If cycling is going to be done by everyday people in Australia the culture of elitism needs to disappear.
Australian sport cyclists need people like me, a utility cyclist. When more people cycle for transport, cycling becomes 'normalised'. The public then know cyclists who are relatives, neighbours, friends, work colleagues, etc. Drivers then accept cyclists on the road, stop harassing them and actually LOOK for cyclists. It would be an advantage for sports cyclists to realise this and seek better cycling facilities and conditions, which will then encourage people to cycle to reach the critical mass.
AVO, interesting link within your link.
How people will downplay the negative impact of their action. Like driver hitting cyclist or near miss?
just in case you didn't understand the post
I suppose strong legs doesn't necessarily mean strong brains.
If AC is repsenting all cyclists whre are the non road bike enjoy the ride type people?
I know Don and I share most of your observations. A real shame really
I feel quite ambivalent about the considered 'norm' for riding a bike in this country. When I occassianally drag my 20+ years road bike out of the shed I cause several raised eyebrows and questions, yet if that is the way that Australia 'are going to come around' to adopting the two wheels as a normal mode of transportation - so be it.
All I hope for is that anyone who are involved with and have the power to change the road and urban infrastructure in this country will stop argueing what is best for Australia. The answer is very well documented in the above link. As an example I personally don't think painted bike lanes are a good idea (attracts dooring, is too often an extra left turning lane for cars, creates frustration etc.), but if it over time can attract enough cyclist that we one day can reserve this space for cyclist by putting in raised segregated bike tracks - then we are winning.

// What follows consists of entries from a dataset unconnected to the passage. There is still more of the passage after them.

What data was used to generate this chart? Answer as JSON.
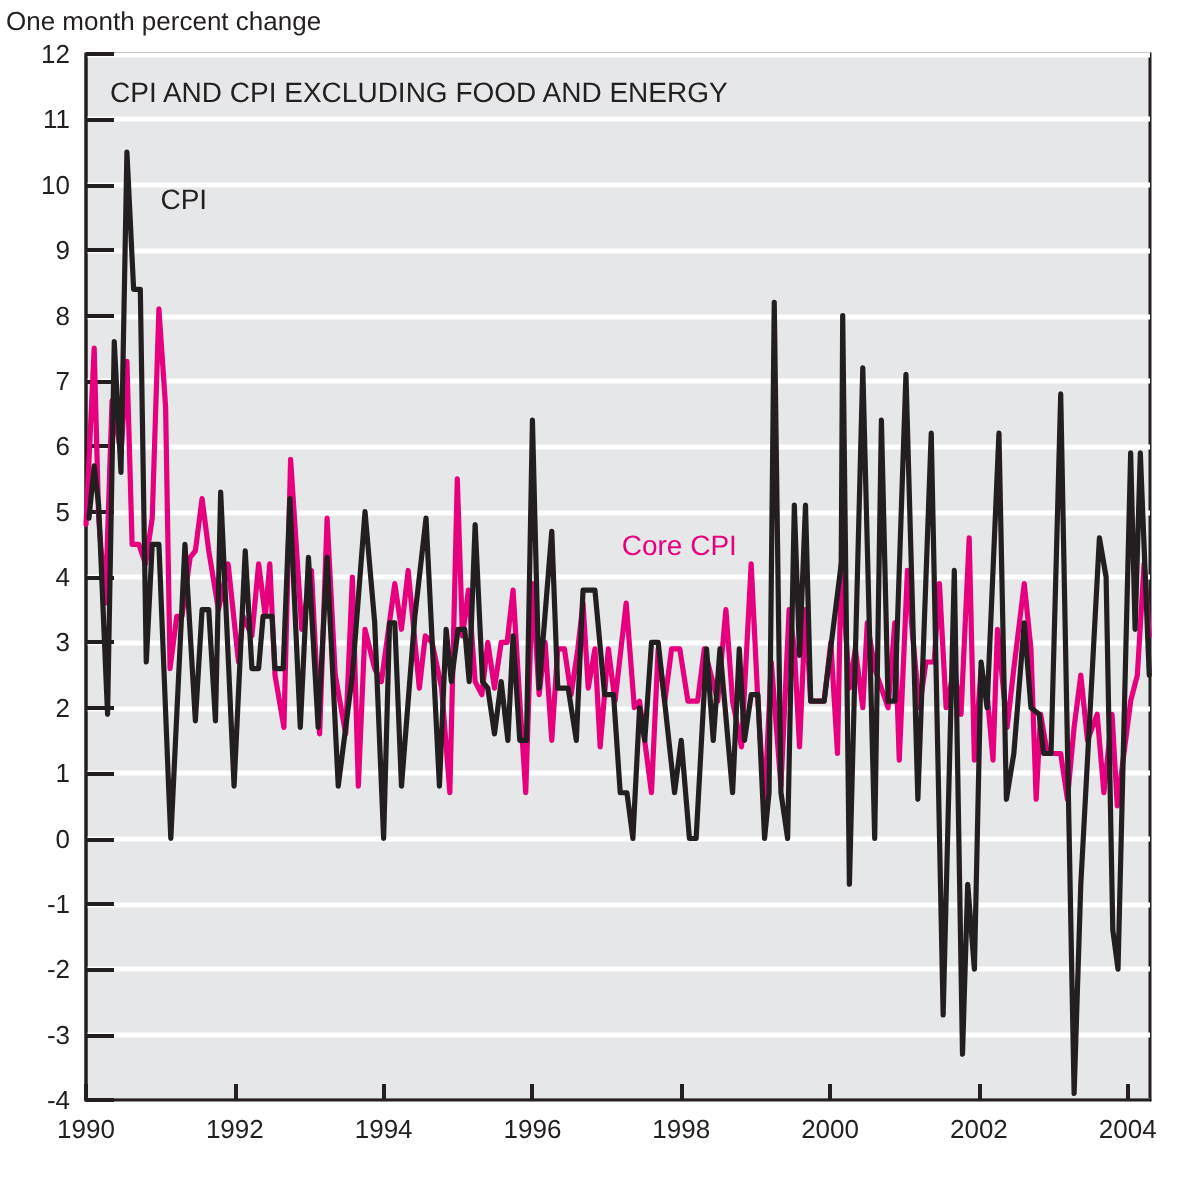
{
  "chart_data": {
    "type": "line",
    "title": "CPI AND CPI EXCLUDING FOOD AND ENERGY",
    "ylabel": "One month percent change",
    "xlim": [
      1990,
      2004.3
    ],
    "xticks": [
      1990,
      1992,
      1994,
      1996,
      1998,
      2000,
      2002,
      2004
    ],
    "ylim": [
      -4,
      12
    ],
    "yticks": [
      -4,
      -3,
      -2,
      -1,
      0,
      1,
      2,
      3,
      4,
      5,
      6,
      7,
      8,
      9,
      10,
      11,
      12
    ],
    "grid": "y",
    "legend": false,
    "marker": "none",
    "line_style": "solid",
    "series": [
      {
        "name": "CPI",
        "color": "#231f20",
        "x": [
          1990.04,
          1990.11,
          1990.17,
          1990.29,
          1990.38,
          1990.47,
          1990.55,
          1990.64,
          1990.73,
          1990.81,
          1990.89,
          1990.98,
          1991.11,
          1991.14,
          1991.33,
          1991.47,
          1991.56,
          1991.65,
          1991.74,
          1991.81,
          1991.99,
          1992.14,
          1992.23,
          1992.32,
          1992.38,
          1992.5,
          1992.54,
          1992.65,
          1992.74,
          1992.88,
          1992.99,
          1993.12,
          1993.24,
          1993.39,
          1993.58,
          1993.75,
          1993.88,
          1994.0,
          1994.08,
          1994.15,
          1994.24,
          1994.42,
          1994.57,
          1994.75,
          1994.84,
          1994.91,
          1995.0,
          1995.09,
          1995.15,
          1995.23,
          1995.33,
          1995.4,
          1995.49,
          1995.58,
          1995.67,
          1995.74,
          1995.83,
          1995.92,
          1996.0,
          1996.09,
          1996.26,
          1996.34,
          1996.48,
          1996.59,
          1996.68,
          1996.84,
          1996.97,
          1997.09,
          1997.18,
          1997.27,
          1997.35,
          1997.44,
          1997.51,
          1997.6,
          1997.69,
          1997.91,
          1998.0,
          1998.11,
          1998.2,
          1998.34,
          1998.43,
          1998.52,
          1998.69,
          1998.78,
          1998.85,
          1998.94,
          1999.03,
          1999.12,
          1999.18,
          1999.25,
          1999.34,
          1999.43,
          1999.52,
          1999.59,
          1999.67,
          1999.74,
          1999.83,
          1999.92,
          2000.15,
          2000.17,
          2000.26,
          2000.44,
          2000.6,
          2000.69,
          2000.78,
          2000.87,
          2001.02,
          2001.18,
          2001.36,
          2001.52,
          2001.67,
          2001.78,
          2001.85,
          2001.94,
          2002.03,
          2002.11,
          2002.27,
          2002.37,
          2002.47,
          2002.61,
          2002.7,
          2002.81,
          2002.87,
          2002.97,
          2003.1,
          2003.28,
          2003.37,
          2003.62,
          2003.71,
          2003.8,
          2003.87,
          2004.04,
          2004.1,
          2004.17,
          2004.29
        ],
        "values": [
          4.9,
          5.7,
          5.1,
          1.9,
          7.6,
          5.6,
          10.5,
          8.4,
          8.4,
          2.7,
          4.5,
          4.5,
          0.8,
          0,
          4.5,
          1.8,
          3.5,
          3.5,
          1.8,
          5.3,
          0.8,
          4.4,
          2.6,
          2.6,
          3.4,
          3.4,
          2.6,
          2.6,
          5.2,
          1.7,
          4.3,
          1.7,
          4.3,
          0.8,
          2.5,
          5,
          3.3,
          0,
          3.3,
          3.3,
          0.8,
          3.4,
          4.9,
          0.8,
          3.2,
          2.4,
          3.2,
          3.2,
          2.4,
          4.8,
          2.4,
          2.3,
          1.6,
          2.4,
          1.5,
          3.1,
          1.5,
          1.5,
          6.4,
          2.3,
          4.7,
          2.3,
          2.3,
          1.5,
          3.8,
          3.8,
          2.2,
          2.2,
          0.7,
          0.7,
          0,
          2,
          1.5,
          3,
          3,
          0.7,
          1.5,
          0,
          0,
          2.9,
          1.5,
          2.9,
          0.7,
          2.9,
          1.5,
          2.2,
          2.2,
          0,
          0.7,
          8.2,
          0.7,
          0,
          5.1,
          2.8,
          5.1,
          2.1,
          2.1,
          2.1,
          4.2,
          8,
          -0.7,
          7.2,
          0,
          6.4,
          2.1,
          2.1,
          7.1,
          0.6,
          6.2,
          -2.7,
          4.1,
          -3.3,
          -0.7,
          -2,
          2.7,
          2,
          6.2,
          0.6,
          1.3,
          3.3,
          2,
          1.9,
          1.3,
          1.3,
          6.8,
          -3.9,
          -0.7,
          4.6,
          4,
          -1.4,
          -2,
          5.9,
          3.2,
          5.9,
          2.5
        ]
      },
      {
        "name": "Core CPI",
        "color": "#e6007e",
        "x": [
          1990.0,
          1990.11,
          1990.17,
          1990.26,
          1990.35,
          1990.47,
          1990.55,
          1990.62,
          1990.71,
          1990.8,
          1990.89,
          1990.98,
          1991.07,
          1991.13,
          1991.22,
          1991.29,
          1991.4,
          1991.47,
          1991.56,
          1991.65,
          1991.78,
          1991.91,
          1992.05,
          1992.11,
          1992.23,
          1992.32,
          1992.41,
          1992.47,
          1992.54,
          1992.66,
          1992.75,
          1992.9,
          1993.03,
          1993.14,
          1993.24,
          1993.35,
          1993.49,
          1993.58,
          1993.66,
          1993.75,
          1993.88,
          1993.97,
          1994.15,
          1994.24,
          1994.33,
          1994.48,
          1994.56,
          1994.65,
          1994.78,
          1994.89,
          1994.99,
          1995.06,
          1995.14,
          1995.23,
          1995.32,
          1995.4,
          1995.49,
          1995.58,
          1995.66,
          1995.74,
          1995.83,
          1995.91,
          1996.0,
          1996.09,
          1996.17,
          1996.26,
          1996.34,
          1996.43,
          1996.52,
          1996.61,
          1996.68,
          1996.75,
          1996.84,
          1996.91,
          1997.02,
          1997.11,
          1997.26,
          1997.37,
          1997.44,
          1997.6,
          1997.69,
          1997.78,
          1997.87,
          1997.98,
          1998.09,
          1998.22,
          1998.31,
          1998.49,
          1998.6,
          1998.69,
          1998.81,
          1998.94,
          1999.03,
          1999.12,
          1999.21,
          1999.34,
          1999.45,
          1999.52,
          1999.59,
          1999.67,
          1999.74,
          1999.92,
          2000.01,
          2000.1,
          2000.15,
          2000.26,
          2000.34,
          2000.44,
          2000.5,
          2000.6,
          2000.78,
          2000.87,
          2000.93,
          2001.04,
          2001.11,
          2001.2,
          2001.29,
          2001.4,
          2001.47,
          2001.56,
          2001.67,
          2001.76,
          2001.87,
          2001.94,
          2002.03,
          2002.12,
          2002.19,
          2002.25,
          2002.38,
          2002.47,
          2002.61,
          2002.7,
          2002.77,
          2002.83,
          2002.92,
          2003.1,
          2003.19,
          2003.28,
          2003.37,
          2003.46,
          2003.59,
          2003.68,
          2003.79,
          2003.86,
          2004.04,
          2004.13,
          2004.22,
          2004.29
        ],
        "values": [
          4.8,
          7.5,
          4.9,
          3.6,
          6.7,
          5.9,
          7.3,
          4.5,
          4.5,
          4.2,
          4.9,
          8.1,
          6.6,
          2.6,
          3.4,
          3.4,
          4.3,
          4.4,
          5.2,
          4.4,
          3.5,
          4.2,
          2.7,
          3.4,
          3.1,
          4.2,
          3.4,
          4.2,
          2.5,
          1.7,
          5.8,
          3.2,
          4.1,
          1.6,
          4.9,
          2.5,
          1.6,
          4,
          0.8,
          3.2,
          2.6,
          2.4,
          3.9,
          3.2,
          4.1,
          2.3,
          3.1,
          3,
          2.3,
          0.7,
          5.5,
          3.1,
          3.8,
          2.4,
          2.2,
          3,
          2.3,
          3,
          3,
          3.8,
          2.1,
          0.7,
          3.9,
          2.2,
          3,
          1.5,
          2.9,
          2.9,
          2.2,
          2.9,
          3.6,
          2.3,
          2.9,
          1.4,
          2.9,
          2.1,
          3.6,
          2,
          2.1,
          0.7,
          2.9,
          2.1,
          2.9,
          2.9,
          2.1,
          2.1,
          2.9,
          2.1,
          3.5,
          2.1,
          1.4,
          4.2,
          2.1,
          0.5,
          2.7,
          0.8,
          3.5,
          2.9,
          1.4,
          3.5,
          2.1,
          2.1,
          3,
          1.3,
          4.2,
          2.3,
          2.9,
          2,
          3.3,
          2.6,
          2,
          3.3,
          1.2,
          4.1,
          3.1,
          2,
          2.7,
          2.7,
          3.9,
          2,
          2.6,
          1.9,
          4.6,
          1.2,
          2.6,
          2.1,
          1.2,
          3.2,
          1.7,
          2.6,
          3.9,
          2.9,
          0.6,
          1.9,
          1.3,
          1.3,
          0.6,
          1.7,
          2.5,
          1.5,
          1.9,
          0.7,
          1.9,
          0.5,
          2.1,
          2.5,
          4.2,
          3.1
        ]
      }
    ]
  }
}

There are a number of reasons why Denmark/Scandinavia/North Europe have evolved their bike culture as they have ie. urban civiliations before the dawn of cars, car/petrol taxation rules, oil crisis' in the 70'es, lack of infatuation with the US's car and urban planning principles etc., but it doesn't change the fact that Australia could learn a lot from those principles rather than (what it seems like) trying to reinvent the wheel (excuse the pun).
Having just read today's arctice (and in particular comments) in the Advertiser http://www.adelaidenow.com.au/news/south-australia/south-australian... I can't help feeling despair. All too often ideas, working concepts, experiences etc. are turned down because it wasn't invented here ('we are different you know'). I can't help thinking that adopting the Cycle Concepts could be a massive boost for turning Adelaide into this 'vibrant city' that so many are longing for.
It should be a easy as stealing/copying your class mates notes when you went to school...
The annoying thing here is that in the past we had some examples of relatively good cycling infrastructure, such as the Port Road bike paths (plantation side of the two one-way roads that together make up Port Road), and the Anzac Hwy bike paths on the footpath sides of the kerbs. In the case of the Port Rd paths, when Give Way signs were first erected at the crossovers, they were placed to protect the bike paths. Unfortunately, these paths have been deliberately neglected and/or destroyed by local councils and the Highways Dept. (or whatever name it goes by this week).
Some of our existing facilities are a good start, but need some improvement. Someone once said to me that there is a bike path running along the old railway to Glenelg (North Terrace line). It would be nice if it did run along the line of the railway, but I have yet to meet a railway with so many twists, turns and changes of grade.
David, I think the Port Road bicycle paths are now called car parks! My recollection is that part of the median is car parking and part is grass.
The Port Rd paths were on the road reserves, "behind" the trees (from a motorist's perspective), next to the plantation reserve. Generally, the car parks, sports courts, bowling greens, war memorials, rotundas etc were on the plantation reserve. Parts of the path on the south-western side still remain. I can remember (and used) the path from the Hindmarsh roundabout (Park Tce/Adam St) to Alberton.
The first real despoliation of the bike path was at the Kilkenny Rd intersection, where the path was totally destroyed with no alternative routing whatsoever provided.